The issue of flexibility again came to the fore this week with the release of a Law Institute of Victoria (LIV) and Victorian Women Lawyers (VWL) combined report entitled ‘Bendable or expendable? — Practises and attitudes towards work flexibility in Victoria’s biggest legal employers’.
While firms are more likely than ever before to have people working on a variety of arrangements — usually women with children — few employees are sure exactly what is on offer, and what they are able to ask for when it comes to working flexibly, the report finds.
The real trouble is in firms that do not have basic policy and guidelines in place about what boundaries exist and what is on offer for the employee looking for alternatives to their current arrangement.
According to the report, there needs to be greater transparency about how firms manage their arrangements and conditions. “Employees are at a disadvantage if they do not know the boundaries and expectations of developing their careers and their work arrangements.
“And firms genuinely wanting employees to take advantage of flexible work arrangements and their entitlements, because they recognise the staff retention and satisfaction rewards to the firm, put themselves at a disadvantage: they already have the ability to better meet the needs of their staff, but do not communicate effectively with them about those mechanisms,” the report reads.
The transparency issue could stem from a tradition in which unions and awards are non existent and in which decisions are often made on a case-by-case basis, the report suggests. As law firms are owned by a number of partners, a lot of the business, including decisions about entitlements and work arrangements for staff, is discretionary.
In this environment, transparency can suffer and, in some cases, there is a reluctance to put it in place via written policies and clear communication to the whole firm what a firm’s position is. But partners must do this, the report argues, if staff retention is to be seriously addressed by law firms.
The Law Institute of Victoria labelled the report the first benchmarking study of work flexible practices in the legal profession, which built on the initial research of VWL in 2001.

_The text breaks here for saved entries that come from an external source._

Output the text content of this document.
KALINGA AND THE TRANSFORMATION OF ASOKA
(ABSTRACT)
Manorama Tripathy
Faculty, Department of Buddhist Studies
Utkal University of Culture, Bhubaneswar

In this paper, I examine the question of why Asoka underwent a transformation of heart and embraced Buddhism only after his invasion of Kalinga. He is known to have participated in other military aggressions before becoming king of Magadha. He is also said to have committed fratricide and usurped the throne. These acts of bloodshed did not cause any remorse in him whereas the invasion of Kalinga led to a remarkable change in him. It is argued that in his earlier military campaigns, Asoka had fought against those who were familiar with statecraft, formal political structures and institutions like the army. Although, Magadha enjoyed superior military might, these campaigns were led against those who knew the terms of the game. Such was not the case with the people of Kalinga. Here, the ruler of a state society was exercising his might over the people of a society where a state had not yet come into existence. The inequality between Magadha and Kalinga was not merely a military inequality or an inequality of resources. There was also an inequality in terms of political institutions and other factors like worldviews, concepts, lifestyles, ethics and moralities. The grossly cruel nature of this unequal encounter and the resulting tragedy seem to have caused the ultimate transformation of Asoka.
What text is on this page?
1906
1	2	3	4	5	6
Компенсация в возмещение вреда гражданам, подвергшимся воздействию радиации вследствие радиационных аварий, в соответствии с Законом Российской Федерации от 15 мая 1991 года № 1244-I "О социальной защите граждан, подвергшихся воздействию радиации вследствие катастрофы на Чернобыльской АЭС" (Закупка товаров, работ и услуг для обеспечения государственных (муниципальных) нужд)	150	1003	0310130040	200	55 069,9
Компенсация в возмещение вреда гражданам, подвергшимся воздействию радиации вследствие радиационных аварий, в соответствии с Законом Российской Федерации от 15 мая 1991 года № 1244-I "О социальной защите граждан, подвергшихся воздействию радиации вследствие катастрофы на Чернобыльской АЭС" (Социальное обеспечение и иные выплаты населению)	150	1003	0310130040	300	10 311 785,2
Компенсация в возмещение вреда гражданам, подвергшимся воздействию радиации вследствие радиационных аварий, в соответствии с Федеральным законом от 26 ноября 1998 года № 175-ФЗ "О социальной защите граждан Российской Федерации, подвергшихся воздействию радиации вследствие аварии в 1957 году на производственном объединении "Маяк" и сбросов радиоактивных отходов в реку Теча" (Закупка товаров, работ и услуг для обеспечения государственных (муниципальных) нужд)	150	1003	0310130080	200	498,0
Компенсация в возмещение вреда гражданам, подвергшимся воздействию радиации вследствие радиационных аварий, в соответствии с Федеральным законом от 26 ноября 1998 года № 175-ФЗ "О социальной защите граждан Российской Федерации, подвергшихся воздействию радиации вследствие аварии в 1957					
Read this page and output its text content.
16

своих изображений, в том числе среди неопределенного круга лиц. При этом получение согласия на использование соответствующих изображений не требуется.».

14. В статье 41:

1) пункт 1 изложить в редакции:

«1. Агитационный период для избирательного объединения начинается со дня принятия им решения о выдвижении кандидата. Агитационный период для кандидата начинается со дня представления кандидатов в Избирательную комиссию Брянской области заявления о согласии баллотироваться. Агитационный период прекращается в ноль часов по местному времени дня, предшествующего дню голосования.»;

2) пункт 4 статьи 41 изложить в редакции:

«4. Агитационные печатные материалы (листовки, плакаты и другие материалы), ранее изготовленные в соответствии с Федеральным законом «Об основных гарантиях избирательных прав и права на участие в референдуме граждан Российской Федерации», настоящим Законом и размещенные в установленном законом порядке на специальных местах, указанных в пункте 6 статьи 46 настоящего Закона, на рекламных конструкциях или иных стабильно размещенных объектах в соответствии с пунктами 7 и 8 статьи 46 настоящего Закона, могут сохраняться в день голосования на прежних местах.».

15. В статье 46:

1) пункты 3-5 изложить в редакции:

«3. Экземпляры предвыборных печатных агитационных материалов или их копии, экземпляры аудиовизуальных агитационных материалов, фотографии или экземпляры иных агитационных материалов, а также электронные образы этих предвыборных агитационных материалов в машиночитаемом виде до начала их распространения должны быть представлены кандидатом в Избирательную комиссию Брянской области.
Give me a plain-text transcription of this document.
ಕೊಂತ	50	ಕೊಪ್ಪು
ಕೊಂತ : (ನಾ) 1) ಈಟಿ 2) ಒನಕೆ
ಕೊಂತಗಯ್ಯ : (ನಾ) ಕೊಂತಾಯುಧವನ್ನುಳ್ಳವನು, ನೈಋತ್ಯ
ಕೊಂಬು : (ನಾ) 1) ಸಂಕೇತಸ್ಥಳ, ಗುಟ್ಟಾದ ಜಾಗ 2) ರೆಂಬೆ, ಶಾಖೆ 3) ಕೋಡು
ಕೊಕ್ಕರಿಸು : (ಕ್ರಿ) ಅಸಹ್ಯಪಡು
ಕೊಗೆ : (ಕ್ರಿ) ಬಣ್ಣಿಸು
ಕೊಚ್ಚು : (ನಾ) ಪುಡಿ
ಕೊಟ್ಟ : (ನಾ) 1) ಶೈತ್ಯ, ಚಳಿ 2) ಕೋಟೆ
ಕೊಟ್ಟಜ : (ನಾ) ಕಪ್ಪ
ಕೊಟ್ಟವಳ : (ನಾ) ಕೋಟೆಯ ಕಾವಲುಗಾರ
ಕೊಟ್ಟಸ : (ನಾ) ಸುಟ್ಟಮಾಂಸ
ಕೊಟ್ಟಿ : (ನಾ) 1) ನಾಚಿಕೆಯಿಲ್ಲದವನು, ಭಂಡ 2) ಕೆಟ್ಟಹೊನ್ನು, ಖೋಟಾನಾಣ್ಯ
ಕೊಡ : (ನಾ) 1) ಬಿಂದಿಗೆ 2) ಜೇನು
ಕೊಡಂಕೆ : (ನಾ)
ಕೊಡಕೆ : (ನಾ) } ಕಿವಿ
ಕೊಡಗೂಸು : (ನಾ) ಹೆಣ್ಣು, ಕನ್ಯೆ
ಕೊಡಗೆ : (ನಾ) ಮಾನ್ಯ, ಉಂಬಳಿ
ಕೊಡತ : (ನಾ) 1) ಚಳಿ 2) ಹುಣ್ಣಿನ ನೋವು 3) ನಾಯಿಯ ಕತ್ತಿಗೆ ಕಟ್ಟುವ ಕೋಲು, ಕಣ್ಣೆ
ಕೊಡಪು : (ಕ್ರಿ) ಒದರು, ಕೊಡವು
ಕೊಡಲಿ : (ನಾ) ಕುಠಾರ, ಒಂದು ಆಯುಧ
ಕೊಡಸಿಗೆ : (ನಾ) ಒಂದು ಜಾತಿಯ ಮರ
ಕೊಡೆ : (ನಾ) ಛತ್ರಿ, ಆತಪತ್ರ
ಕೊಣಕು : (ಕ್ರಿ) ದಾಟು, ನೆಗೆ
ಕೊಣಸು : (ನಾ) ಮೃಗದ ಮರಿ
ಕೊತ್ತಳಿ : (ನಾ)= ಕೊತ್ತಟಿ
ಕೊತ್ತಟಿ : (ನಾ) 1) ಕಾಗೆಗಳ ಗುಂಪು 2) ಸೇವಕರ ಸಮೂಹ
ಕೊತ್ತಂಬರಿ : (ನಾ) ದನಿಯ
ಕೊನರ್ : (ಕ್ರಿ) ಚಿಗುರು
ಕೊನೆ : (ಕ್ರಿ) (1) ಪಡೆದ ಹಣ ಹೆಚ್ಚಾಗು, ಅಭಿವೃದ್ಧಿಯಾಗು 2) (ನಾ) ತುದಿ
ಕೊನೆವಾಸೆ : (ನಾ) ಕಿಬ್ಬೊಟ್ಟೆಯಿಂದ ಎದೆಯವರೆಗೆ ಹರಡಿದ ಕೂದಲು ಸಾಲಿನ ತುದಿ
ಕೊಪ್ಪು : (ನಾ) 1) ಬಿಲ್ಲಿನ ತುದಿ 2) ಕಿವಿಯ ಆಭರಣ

The report aimed to give the profession a snapshot of how major firms in Victoria are “tackling the issue of work flexibility”. LIV president Cathy Gale said she hoped the report would enable the profession to build on developments that have already been made in firms.
“Finding ways to retain quality lawyers is one of the key challenges for the legal profession. With long hours and the pressures of the billable hour, there is a great interest in how firms can assist their employees to achieve work/life balance,” Gale said.
Much of the “onus” rests on partners to make non-traditional work arrangements acceptable and workable in order to address the work/life balance issue, the LIV and VWL report states.
“Employees in this research put the attitude of partners well ahead of any other determining factor in making alternatives work.” The report puts this down in part, again, to the fact that there were too few policy frameworks in place.
But on the other side of the coin, lawyers also accept some of the responsibility for their own situation. About one-fifth of respondents in non-traditional arrangements said it was their own determination that was the key to their successful implementation of a work/life balance. “They are probably applying the same determination that has propelled their career in the first place,” the report states.
It suggests law firms should ensure that the boundaries and expectations are clear if they are hoping to develop a clear policy on flexible working. Developing “basic planks” of policies and guidelines that make the employer’s position clear, including employee entitlement and how to go about getting them, is essential.
“These documents should not only exist, but they should be well known and widely communicated. These tools are the mechanisms by which employers state what they believe their responsibilities to employees are, and how they intend to meet those commitments.”
Law firms need to be shown the figures on the impact of having “truly family friendly” work practises and “entrenched flexible work arrangements”, the report notes. “The dollars saved in retention and loyalty of staff; … attraction of the best quality candidates in the market; and the bottom line impact of superior reputation in the employer of choice stakes — not just with the profession, but with their clients as well.”